Don Polibio con sus rasgos rústicos y su cuero correoso, arrugado y moreno por trabajar bajo el sol tomaba una apariencia lúgubre ante la luz de la candela y con una piel de tigre detrás de él colgada en la pared. Todo el grupo lo oyó, sentados sobre un banco largo de guayacán pintado de celeste en una mesa del mismo material y color del banco, comiendo de sus platos de fierro. Les contó lo que le ocurrió un jueves al día siguiente del miércoles de cenizas. Estuvo despierto desde las cuatro de la mañana para iniciar con la liturgia de las horas; prosiguió a tejer la fibra de la tagua para elaborar un cabo para amarrar un torete al cual ya no amamantaba la vaca. Siendo todavía muy temprano, apenas se empezaban a vislumbrar una luz precoz naciendo entre la neblina se dispuso a partir, se colocó su sombrero de paja toquilla, llevó el cabo envuelto al hombro y el machete enfundado en cuero de toro. Llegó a su potrero, no pudo hallar al animal que buscaba en una primera mirada, quizás estuviese escondido entre la hierba elefante. Terminó de mudar a su ganado y empezó a buscar al torete, subió a una loma para buscar señales del animal. Efectivamente halló un rastro, la hierba estaba aplastada, un camino que llevaba hasta los terrenos de Don Ignacio, pero por una parte en la que no se había limpiado la montaña; siguió el rastro, cruzó entre un árbol de amarillo y otro de prieto, camino con cuidado de hallarse con ninguna sierpe venenosa, desenfundado desde entonces su machete.

Encontró pisadas del torete, el sol ya se elevaba sobre el cielo, las copas de los árboles le cubrían de su brillo, las aves silbaban sobre su cabeza; las pisadas desaparecieron y en su lugar se topó con un pedazo de piel reseca de serpiente bajo un árbol, era del largo del machete; pero más gruesa de lo que uno esperaría, por el tamaño tendría que ser una equis. No muy lejos de ahí halló sangre y cuero blanco del torete. Su corazón se agitó lleno de miedo, sus músculos se entumecieron y su estómago vacío se revolvió ante lo que su vista percibía, enormes huellas felinas, el torete en su audacia de juventud se aventuró fuera de la seguridad del grupo y fue sorprendido por un carnívoro voraz; tras respirar un momento se percató de que la sangre estaba coagulada, ya era hace mucho que se le había dado muerte, seguramente durante el crepúsculo.
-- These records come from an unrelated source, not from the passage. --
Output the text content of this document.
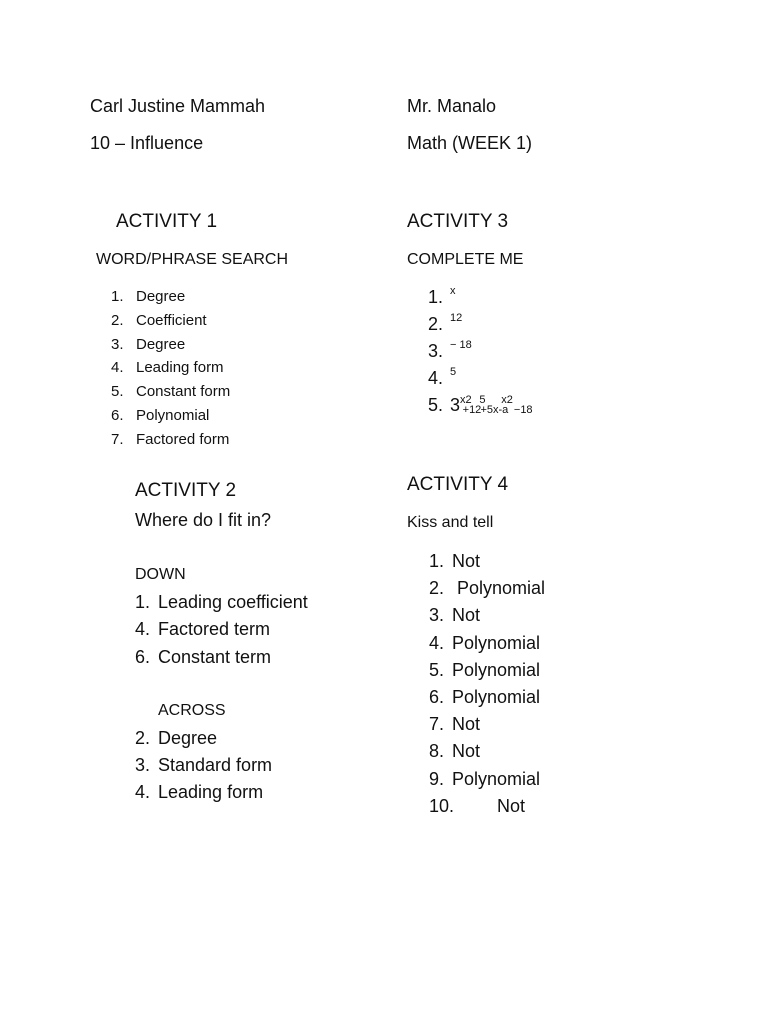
Carl Justine Mammah
10 – Influence
Mr. Manalo
Math (WEEK 1)
ACTIVITY 1
WORD/PHRASE SEARCH
1. Degree
2. Coefficient
3. Degree
4. Leading form
5. Constant form
6. Polynomial
7. Factored form
ACTIVITY 2
Where do I fit in?
DOWN
1. Leading coefficient
4. Factored term
6. Constant term
ACROSS
2. Degree
3. Standard form
4. Leading form
ACTIVITY 3
COMPLETE ME
1. $^x$
2. $^{12}$
3. $^{- 18}$
4. $^5$
5. $3^{x2}+12^5+5x-a^{x2}-18$
ACTIVITY 4
Kiss and tell
1. Not
2. Polynomial
3. Not
4. Polynomial
5. Polynomial
6. Polynomial
7. Not
8. Not
9. Polynomial
10. Not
Anteriormente ya había matado a un tigre en su adolescencia, cuando junto a su padre y algunos vecinos salieron a cazar uno de estos animales tras que se le hubiesen desaparecido seis reces y un paisano lograse avistar al animal devorando a una de sus víctimas, el finado Virgilio, un negro de casi dos metros había logrado asestarle un tiro, tras lo cual el animal huyó herido y Virgilio fue a dar la voz de alarma. Ocho hombres salieron en su busca, solo tres con carabinas de un solo tiro, siguieron el rastro de sangre, cuando lo hubieron hallado el animal fue impactado por un nuevo disparo de Virgilio. El tigre corrió salvajemente hacia Polibio padre, derribándolo y atacándolo con sus garras, Don Polibio padre se defendió de las fauces con su machete al mismo tiempo que gritaba enloquecido; fue cuando Polibio hijo lleno de terror sufrió un arrebato de valor providencial, corrió en socorro de su padre con grandes zancadas. En cuanto estuvo al alcance sus ojos se hallaron con los ojos del tigre, no había odio, no había ira, había miedo, miedo y dolor, y sintió de nuevo el miedo en su pecho, en un instante eterno su voluntad se tambaleó, sin embargo su mano se movió e impactó un machetazo certero en la nuca del tigre dándole fin. Su padre tuvo que ser llevado durante dos días a caballo para ser tratado en un hospital, volvió a casa dos meses después con la piel del tigre y la colgó en el comedor, justo sobre donde comía Polibio hijo.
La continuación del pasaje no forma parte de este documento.